Hi there, We are trying to interpret a situation in which we have huge modification indices for all of the WITH statements, even though we are accounting for what we think is the best factor structure for this data. This suggests to us that our model violates the assumption that the errors are uncorrelated. If we add the residual correlations to the model, the fit improves substantially. We are wondering how people usually interpret this kind of result given that we think we have found the best factor structure for the data. Thanks for your help, Kaja
Residual covariances can sometimes capture minor factors or methods factors. I would suggest going back and starting with an EFA to see if perhaps some of your items are not behaving as expected. EFA is a good way to find problematic items, that is, items that may load on factors not intended.
Liu Xiao posted on Wednesday, September 12, 2007 - 5:25 am
Hi, I read the Mplus user's guide, and I read that "residuals are not correlated as default" in Growth Modeling. How to free the residual correlations? In the following:
i1 s1| y1@0y2@1y3@2y4@3; i2 s2| x1@0x2@1x3@2x4@3; y1 with y2; x1 with y1; Does "y1 with y2" define the residual correlation or just the correlation between two observation variables --y1 and y2?
y1 WITH y2 describes a covariance or a residual covariance depending on whether the variables are exogenous or endogenous variables in the model. In your situation, a residual covariance is specified.
Ina Prokjev posted on Friday, November 08, 2013 - 2:02 am
within a "combined" CFA model I want to correlate the residual variances of the latent first order factors of two second order models (both with a latent second order general-factor at the apex and three latent content specific groupfactors on the first-order level below g). (I´m interested in the interaction of the content-specific first-order factors across batteries)
my question follows the post above.
When I use the "with" statement for the correlation between the first-order factors, can I be sure, that mplus uses the residual variances of the first-order factors instead of factor variances?
I have a CFA for individual data across many countries. I am looking at measurement invariance and one of the items has a very large residual variance by country. The item is a question that contains the word 'unemployed' and I suspect that it is picking up something about the unemployment situation in each country. I don't want to model unemployment in the model if I can help it, but just want to look at the correlation of the residual of this item with a measure of unemployment across the 20 countries in my sample. Is this possible (to keep unemployment outside of the model but to investigate the correlation) in MPlus somehow?
I am ever grateful for both your software and responses.

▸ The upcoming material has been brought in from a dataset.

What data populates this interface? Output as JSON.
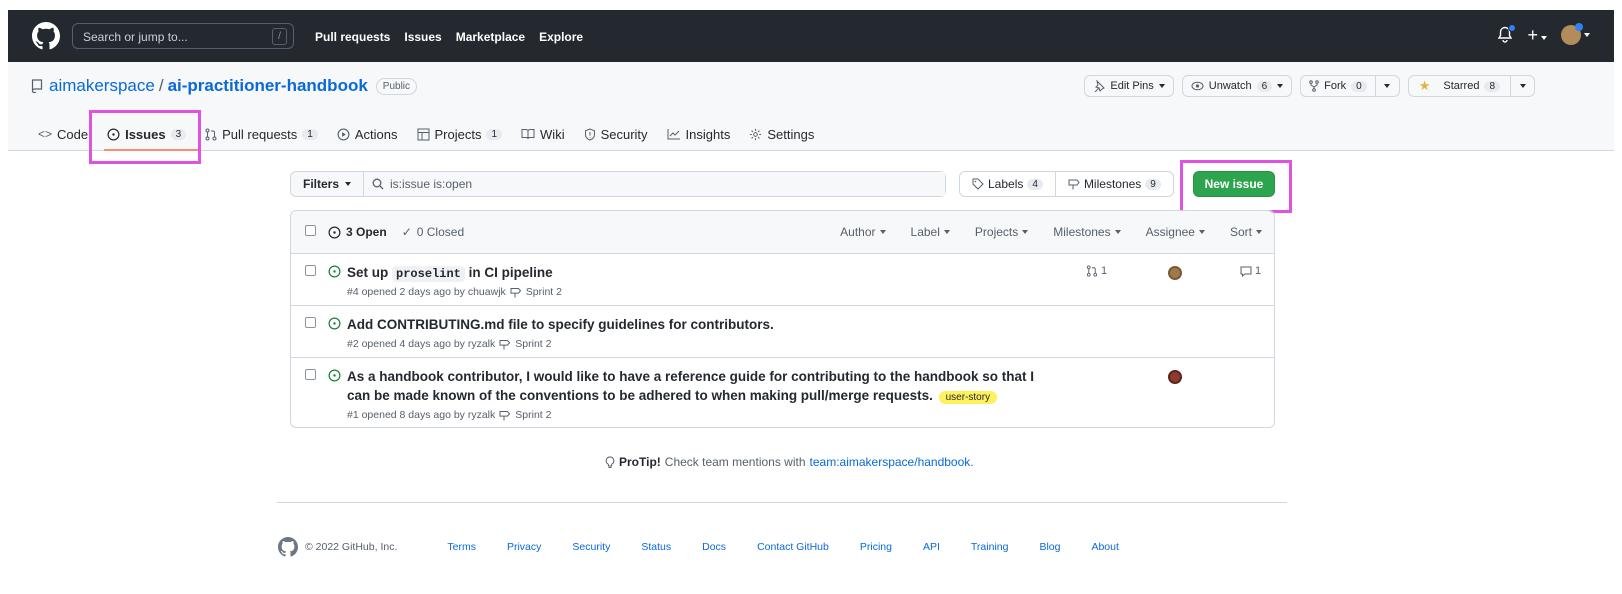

An advanced approach would be to represent the residual as a factor, estimate the factor scores, and then in a separate analysis see what the correlation with unemployment is. How to represent a residual as a factor is described in our FAQ:
Thank you Bengt. I have a problem with generating a residual as a factor and then predicting it with unemployment because the residual factor is individual-level and unemployment is country-level. Thus, unemployment has zero variance within each group.
Again, this is a multigroup CFA with 20 countries (groups). I suspect that the residual variance is greatly different in each country for an item that has a second meaning linked to unemployment in that country.